Recently, psychedelic drugs have gained recognition for their therapeutic effects. Can these be used for treating chronic pain? Let’s take a closer look.
The Mechanism of Chronic Pain
Chronic pain has a complex mechanism that’s still not fully understood by scientists. Countless studies have shown that when a person experiences chronic pain, their visceral and somatic pain signals adversely impact their neural circuitry. Over time, the pain signals experienced can cause central and peripheral sensitization. This manifests in the form of both physical and emotional pain.
This mechanism explains why individuals struggling with chronic pain describe it as more than just physical pain. It has cognitive components alongside physical components and results in conditions such as phantom-limb pain, tinnitus, regional pain disorder, and cluster headaches.

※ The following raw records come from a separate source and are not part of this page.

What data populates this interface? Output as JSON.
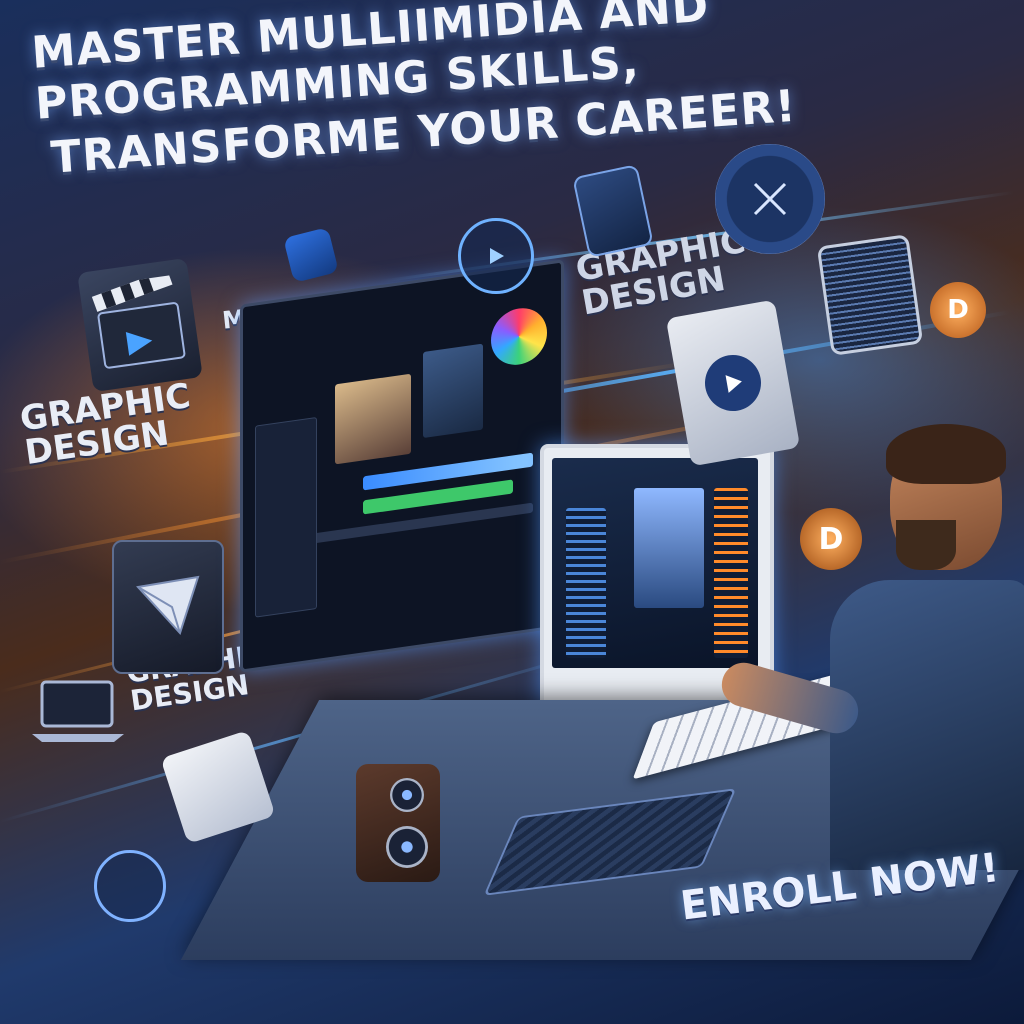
{
  "headline": {
    "line1": "MASTER MULLIIMIDIA AND PROGRAMMING SKILLS,",
    "line2": "TRANSFORME YOUR CAREER!"
  },
  "labels": {
    "multimedia": "MULTIMEDIA",
    "graphic_design_top_right": "GRAPHIC DESIGN",
    "graphic_design_left": "GRAPHIC DESIGN",
    "graphic_design_bottom_left": "GRAPHIC DESIGN"
  },
  "cta": {
    "enroll": "ENROLL NOW!"
  },
  "icons": {
    "clapperboard": "clapperboard-icon",
    "play": "play-icon",
    "envelope": "envelope-icon",
    "laptop": "laptop-icon",
    "speaker": "speaker-icon",
    "mouse": "mouse-icon",
    "keyboard": "keyboard-icon",
    "badge_letter": "D"
  },
  "colors": {
    "accent_orange": "#ff8a2a",
    "accent_blue": "#3b9bff",
    "text_light": "#eef2fa"
  }
}
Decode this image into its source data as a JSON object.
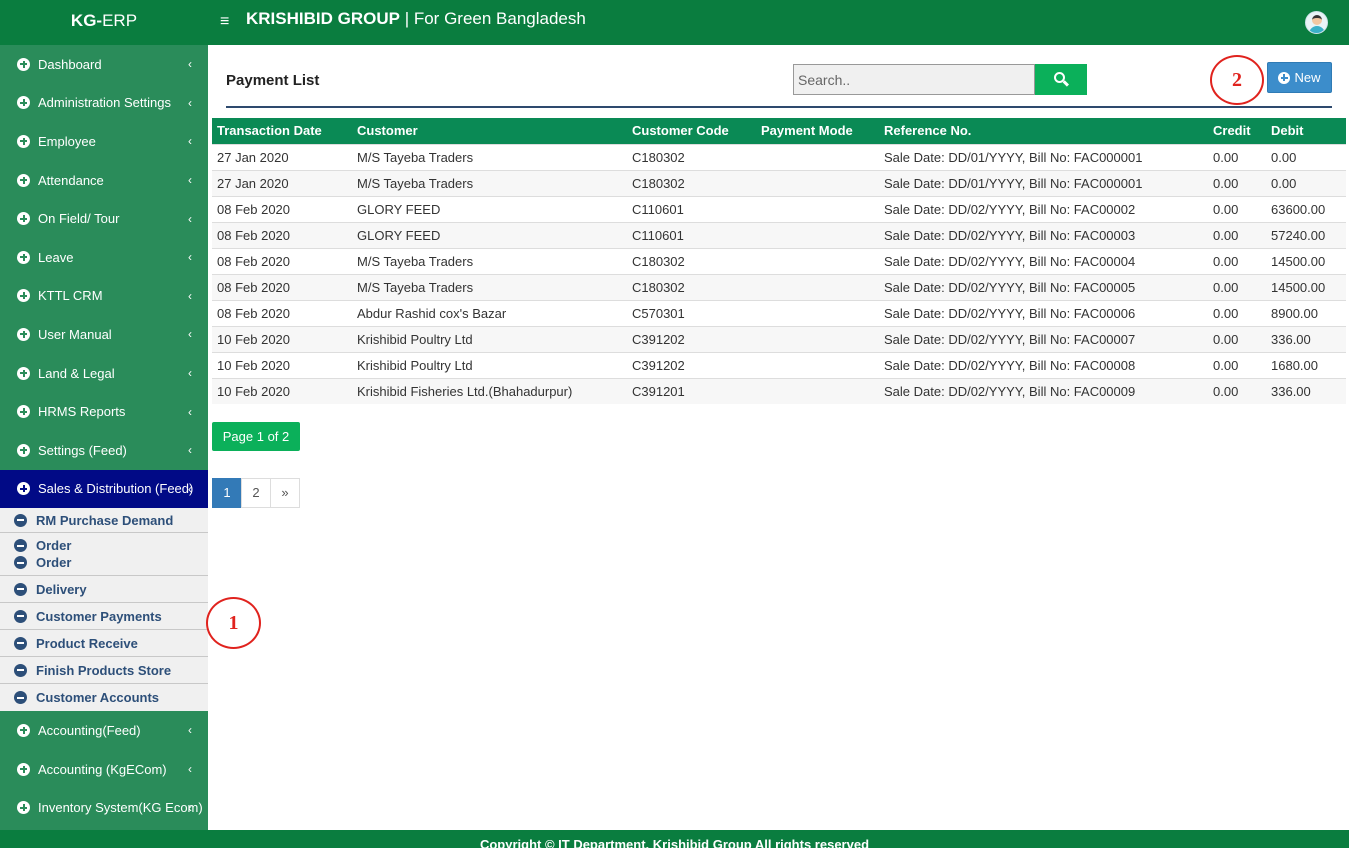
{
  "app": {
    "brand_bold": "KG-",
    "brand_rest": "ERP"
  },
  "header": {
    "company": "KRISHIBID GROUP",
    "tagline": "| For Green Bangladesh",
    "menu_glyph": "≡"
  },
  "sidebar": {
    "items_top": [
      {
        "label": "Dashboard"
      },
      {
        "label": "Administration Settings"
      },
      {
        "label": "Employee"
      },
      {
        "label": "Attendance"
      },
      {
        "label": "On Field/ Tour"
      },
      {
        "label": "Leave"
      },
      {
        "label": "KTTL CRM"
      },
      {
        "label": "User Manual"
      },
      {
        "label": "Land & Legal"
      },
      {
        "label": "HRMS Reports"
      },
      {
        "label": "Settings (Feed)"
      }
    ],
    "active": {
      "label": "Sales & Distribution (Feed)"
    },
    "submenu": [
      {
        "label": "RM Purchase Demand"
      },
      {
        "label": "Order"
      },
      {
        "label": "Order"
      },
      {
        "label": "Delivery"
      },
      {
        "label": "Customer Payments"
      },
      {
        "label": "Product Receive"
      },
      {
        "label": "Finish Products Store"
      },
      {
        "label": "Customer Accounts"
      }
    ],
    "items_bottom": [
      {
        "label": "Accounting(Feed)"
      },
      {
        "label": "Accounting (KgECom)"
      },
      {
        "label": "Inventory System(KG Ecom)"
      }
    ],
    "chevron": "‹"
  },
  "main": {
    "title": "Payment List",
    "search_placeholder": "Search..",
    "new_label": "New",
    "annotations": [
      "1",
      "2"
    ],
    "table": {
      "headers": [
        "Transaction Date",
        "Customer",
        "Customer Code",
        "Payment Mode",
        "Reference No.",
        "Credit",
        "Debit"
      ],
      "rows": [
        [
          "27 Jan 2020",
          "M/S Tayeba Traders",
          "C180302",
          "",
          "Sale Date: DD/01/YYYY, Bill No: FAC000001",
          "0.00",
          "0.00"
        ],
        [
          "27 Jan 2020",
          "M/S Tayeba Traders",
          "C180302",
          "",
          "Sale Date: DD/01/YYYY, Bill No: FAC000001",
          "0.00",
          "0.00"
        ],
        [
          "08 Feb 2020",
          "GLORY FEED",
          "C110601",
          "",
          "Sale Date: DD/02/YYYY, Bill No: FAC00002",
          "0.00",
          "63600.00"
        ],
        [
          "08 Feb 2020",
          "GLORY FEED",
          "C110601",
          "",
          "Sale Date: DD/02/YYYY, Bill No: FAC00003",
          "0.00",
          "57240.00"
        ],
        [
          "08 Feb 2020",
          "M/S Tayeba Traders",
          "C180302",
          "",
          "Sale Date: DD/02/YYYY, Bill No: FAC00004",
          "0.00",
          "14500.00"
        ],
        [
          "08 Feb 2020",
          "M/S Tayeba Traders",
          "C180302",
          "",
          "Sale Date: DD/02/YYYY, Bill No: FAC00005",
          "0.00",
          "14500.00"
        ],
        [
          "08 Feb 2020",
          "Abdur Rashid cox's Bazar",
          "C570301",
          "",
          "Sale Date: DD/02/YYYY, Bill No: FAC00006",
          "0.00",
          "8900.00"
        ],
        [
          "10 Feb 2020",
          "Krishibid Poultry Ltd",
          "C391202",
          "",
          "Sale Date: DD/02/YYYY, Bill No: FAC00007",
          "0.00",
          "336.00"
        ],
        [
          "10 Feb 2020",
          "Krishibid Poultry Ltd",
          "C391202",
          "",
          "Sale Date: DD/02/YYYY, Bill No: FAC00008",
          "0.00",
          "1680.00"
        ],
        [
          "10 Feb 2020",
          "Krishibid Fisheries Ltd.(Bhahadurpur)",
          "C391201",
          "",
          "Sale Date: DD/02/YYYY, Bill No: FAC00009",
          "0.00",
          "336.00"
        ]
      ]
    },
    "page_badge": "Page 1 of 2",
    "pager": [
      "1",
      "2",
      "»"
    ]
  },
  "footer": {
    "text": "Copyright © IT Department, Krishibid Group All rights reserved"
  },
  "colors": {
    "header_green": "#0a7d3f",
    "sidebar_green": "#2a8c5a",
    "active_navy": "#010a86",
    "table_head": "#0a8a55",
    "button_green": "#0bb05a",
    "new_blue": "#3c8dcb",
    "annotation_red": "#e0231e"
  }
}
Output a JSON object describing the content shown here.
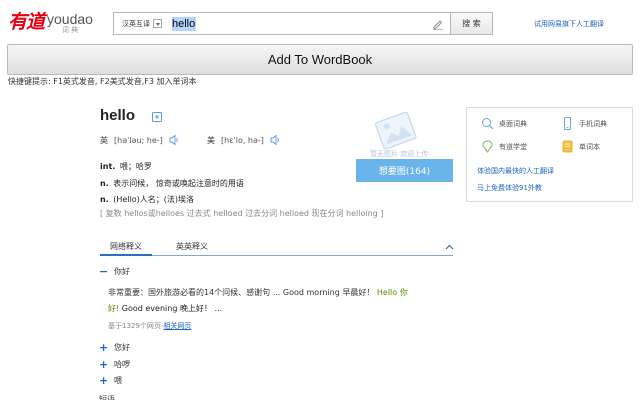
{
  "header": {
    "logo_cn": "有道",
    "logo_en": "youdao",
    "logo_sub": "词 典",
    "lang_select": "汉英互译",
    "query": "hello",
    "search_button": "搜 索",
    "human_translate_link": "试用网易旗下人工翻译"
  },
  "wordbook_button": "Add To WordBook",
  "shortcut_hint": "快捷键提示: F1英式发音, F2美式发音,F3 加入单词本",
  "word": "hello",
  "phonetics": {
    "uk_label": "英",
    "uk": "[həˈləu; he-]",
    "us_label": "美",
    "us": "[hɛˈlo, hə-]"
  },
  "definitions": [
    {
      "pos": "int.",
      "text": "喂；哈罗"
    },
    {
      "pos": "n.",
      "text": "表示问候， 惊奇或唤起注意时的用语"
    },
    {
      "pos": "n.",
      "text": "(Hello)人名；(法)埃洛"
    }
  ],
  "word_forms": "[ 复数 hellos或helloes 过去式 helloed 过去分词 helloed 现在分词 helloing ]",
  "image_panel": {
    "placeholder_text": "暂无图片 欢迎上传",
    "button_label": "想要图(164)"
  },
  "tabs": [
    {
      "label": "网络释义",
      "active": true
    },
    {
      "label": "英英释义",
      "active": false
    }
  ],
  "web_sense": {
    "title": "你好",
    "example_cn": "非常重要：国外旅游必看的14个问候、感谢句 ... Good morning 早晨好！",
    "example_hl_1": "Hello 你",
    "example_hl_2": "好!",
    "example_tail": "Good evening 晚上好！ ...",
    "source_prefix": "基于1329个网页-",
    "source_link": "相关网页"
  },
  "more_senses": [
    "您好",
    "哈啰",
    "喂"
  ],
  "cut_label": "短语",
  "sidebar": {
    "apps": [
      {
        "label": "桌面词典",
        "icon": "desktop-dict-icon"
      },
      {
        "label": "手机词典",
        "icon": "phone-dict-icon"
      },
      {
        "label": "有道学堂",
        "icon": "school-icon"
      },
      {
        "label": "单词本",
        "icon": "wordbook-icon"
      }
    ],
    "link_1": "体验国内最快的人工翻译",
    "link_2": "马上免费体验91外教"
  },
  "colors": {
    "brand_red": "#e60012",
    "link_blue": "#1a64c8",
    "image_button": "#69b5ea",
    "highlight_green": "#5a8d00"
  }
}
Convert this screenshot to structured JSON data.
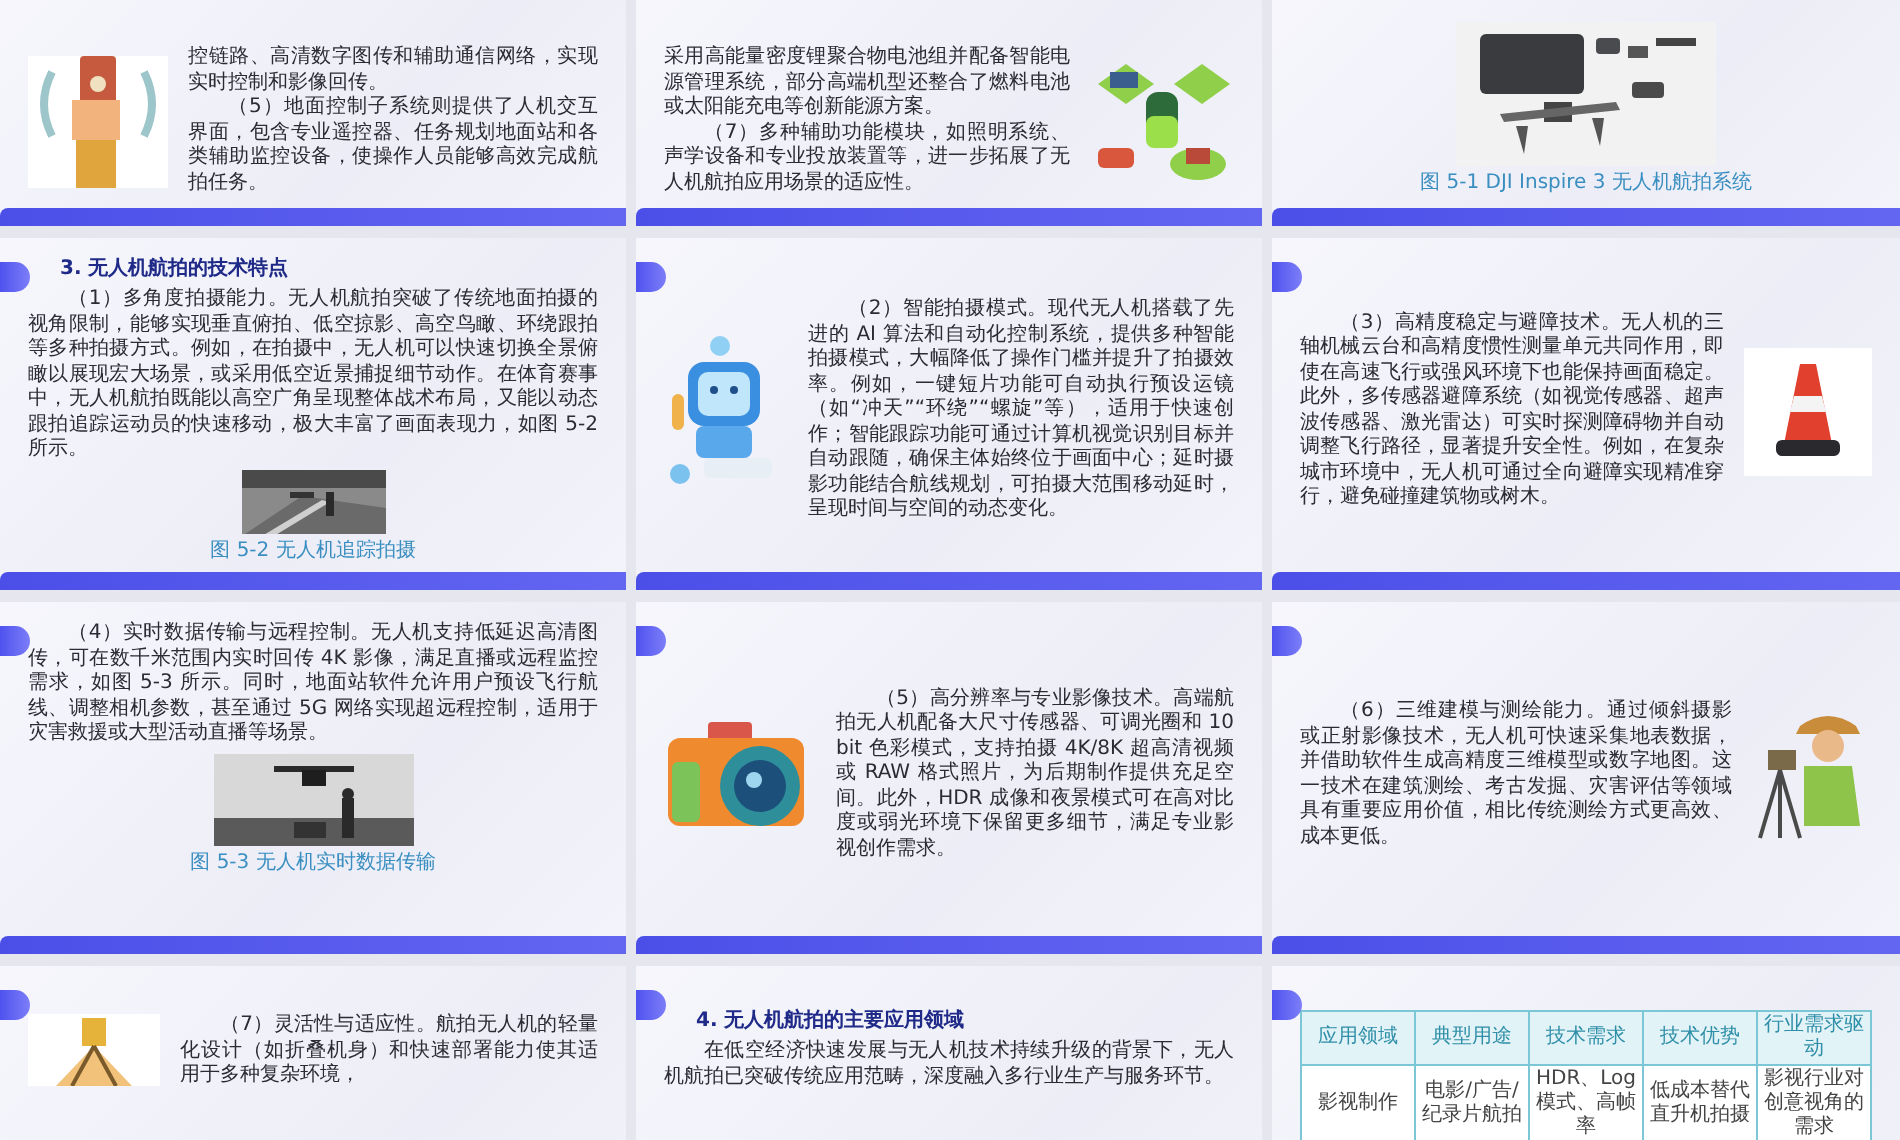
{
  "slides": [
    {
      "kind": "art_left",
      "paragraphs": [
        "控链路、高清数字图传和辅助通信网络，实现实时控制和影像回传。",
        "（5）地面控制子系统则提供了人机交互界面，包含专业遥控器、任务规划地面站和各类辅助监控设备，使操作人员能够高效完成航拍任务。"
      ]
    },
    {
      "kind": "art_right",
      "paragraphs": [
        "采用高能量密度锂聚合物电池组并配备智能电源管理系统，部分高端机型还整合了燃料电池或太阳能充电等创新能源方案。",
        "（7）多种辅助功能模块，如照明系统、声学设备和专业投放装置等，进一步拓展了无人机航拍应用场景的适应性。"
      ]
    },
    {
      "kind": "figure",
      "caption": "图 5-1 DJI Inspire 3 无人机航拍系统"
    },
    {
      "kind": "figure",
      "heading": "3. 无人机航拍的技术特点",
      "paragraphs": [
        "（1）多角度拍摄能力。无人机航拍突破了传统地面拍摄的视角限制，能够实现垂直俯拍、低空掠影、高空鸟瞰、环绕跟拍等多种拍摄方式。例如，在拍摄中，无人机可以快速切换全景俯瞰以展现宏大场景，或采用低空近景捕捉细节动作。在体育赛事中，无人机航拍既能以高空广角呈现整体战术布局，又能以动态跟拍追踪运动员的快速移动，极大丰富了画面表现力，如图 5-2 所示。"
      ],
      "caption": "图 5-2 无人机追踪拍摄"
    },
    {
      "kind": "art_left",
      "paragraphs": [
        "（2）智能拍摄模式。现代无人机搭载了先进的 AI 算法和自动化控制系统，提供多种智能拍摄模式，大幅降低了操作门槛并提升了拍摄效率。例如，一键短片功能可自动执行预设运镜（如“冲天”“环绕”“螺旋”等），适用于快速创作；智能跟踪功能可通过计算机视觉识别目标并自动跟随，确保主体始终位于画面中心；延时摄影功能结合航线规划，可拍摄大范围移动延时，呈现时间与空间的动态变化。"
      ]
    },
    {
      "kind": "art_right",
      "paragraphs": [
        "（3）高精度稳定与避障技术。无人机的三轴机械云台和高精度惯性测量单元共同作用，即使在高速飞行或强风环境下也能保持画面稳定。此外，多传感器避障系统（如视觉传感器、超声波传感器、激光雷达）可实时探测障碍物并自动调整飞行路径，显著提升安全性。例如，在复杂城市环境中，无人机可通过全向避障实现精准穿行，避免碰撞建筑物或树木。"
      ]
    },
    {
      "kind": "figure",
      "paragraphs": [
        "（4）实时数据传输与远程控制。无人机支持低延迟高清图传，可在数千米范围内实时回传 4K 影像，满足直播或远程监控需求，如图 5-3 所示。同时，地面站软件允许用户预设飞行航线、调整相机参数，甚至通过 5G 网络实现超远程控制，适用于灾害救援或大型活动直播等场景。"
      ],
      "caption": "图 5-3 无人机实时数据传输"
    },
    {
      "kind": "art_left",
      "paragraphs": [
        "（5）高分辨率与专业影像技术。高端航拍无人机配备大尺寸传感器、可调光圈和 10 bit 色彩模式，支持拍摄 4K/8K 超高清视频或 RAW 格式照片，为后期制作提供充足空间。此外，HDR 成像和夜景模式可在高对比度或弱光环境下保留更多细节，满足专业影视创作需求。"
      ]
    },
    {
      "kind": "art_right",
      "paragraphs": [
        "（6）三维建模与测绘能力。通过倾斜摄影或正射影像技术，无人机可快速采集地表数据，并借助软件生成高精度三维模型或数字地图。这一技术在建筑测绘、考古发掘、灾害评估等领域具有重要应用价值，相比传统测绘方式更高效、成本更低。"
      ]
    },
    {
      "kind": "art_left",
      "paragraphs": [
        "（7）灵活性与适应性。航拍无人机的轻量化设计（如折叠机身）和快速部署能力使其适用于多种复杂环境，"
      ]
    },
    {
      "kind": "text",
      "heading": "4. 无人机航拍的主要应用领域",
      "paragraphs": [
        "在低空经济快速发展与无人机技术持续升级的背景下，无人机航拍已突破传统应用范畴，深度融入多行业生产与服务环节。"
      ]
    },
    {
      "kind": "table",
      "columns": [
        "应用领域",
        "典型用途",
        "技术需求",
        "技术优势",
        "行业需求驱动"
      ],
      "rows": [
        [
          "影视制作",
          "电影/广告/纪录片航拍",
          "HDR、Log 模式、高帧率",
          "低成本替代直升机拍摄",
          "影视行业对创意视角的需求"
        ]
      ]
    }
  ]
}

Currently, chronic pain is treated via prescribed medication that comprises opioids and antidepressants. Unfortunately, continued use of either of these medications can become an addictive practice for patients. This is where psychedelics come into the picture for chronic pain treatment.
The Role of Psychedelics
Psychedelic drugs have strong mind-altering compounds that can impact specific regions within the brain that are responsible for functional connectivity. Serotonin 2A(5-HT2A) receptor agonism plays a crucial role in “resetting” the central neuropathic states. Microdosing psychedelic drugs help reduce pain perception among individuals, thereby increasing their pain tolerance. Thus, psychedelics act as analgesics and help reverse the effects of chronic pain on the neural connections during neuropathic states.
Unlike opioids, psychedelics aren’t addictive. Using these drugs in moderation helps in delivering long-lasting and potent results against chronic pain. While more research is required on the effect of psychedelics on chronic pain, previous studies have shown immense potential for them being used for chronic pain treatments.